All-Ireland Minor Hurling Championship 1948

All Ireland Champions
- Winners: Waterford (2nd win)
- Captain: Mick Flannelly

All Ireland Runners-up
- Runners-up: Kilkenny

Provincial Champions
- Munster: Waterford
- Leinster: Kilkenny
- Ulster: Antrim
- Connacht: Galway

= 1948 All-Ireland Minor Hurling Championship =

The 1948 All-Ireland Minor Hurling Championship was the 18th staging of the All-Ireland Minor Hurling Championship since its establishment by the Gaelic Athletic Association in 1928.

Tipperary entered the championship as the defending champions, however, they were beaten by Waterford in the Munster final.

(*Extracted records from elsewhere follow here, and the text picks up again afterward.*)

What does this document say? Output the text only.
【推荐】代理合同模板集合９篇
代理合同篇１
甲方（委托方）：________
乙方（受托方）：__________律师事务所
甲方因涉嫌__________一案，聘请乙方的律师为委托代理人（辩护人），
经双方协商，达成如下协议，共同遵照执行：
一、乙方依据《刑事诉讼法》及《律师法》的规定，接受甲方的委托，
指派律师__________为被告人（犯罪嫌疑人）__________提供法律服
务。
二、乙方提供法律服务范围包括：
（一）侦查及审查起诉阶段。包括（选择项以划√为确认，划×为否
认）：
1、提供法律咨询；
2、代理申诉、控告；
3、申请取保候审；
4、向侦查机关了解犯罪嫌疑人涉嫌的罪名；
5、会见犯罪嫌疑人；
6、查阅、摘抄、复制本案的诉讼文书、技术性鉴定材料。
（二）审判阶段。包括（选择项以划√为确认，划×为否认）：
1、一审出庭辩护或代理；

On 5 September 1948 Waterford won the championship following a 3-8 to 4-2 defeat of Kilkenny in the All-Ireland final. This was their second All-Ireland title and their first in 16 championship seasons.

==Results==
===All-Ireland Minor Hurling Championship===

Semi-finals

Final

==Championship statistics==
===Miscellaneous===

- The All-Ireland final between Waterford and Kilkenny was the first ever championship meeting between the two teams.
- Waterford became the fifth team to win more than one All-Ireland Championship title.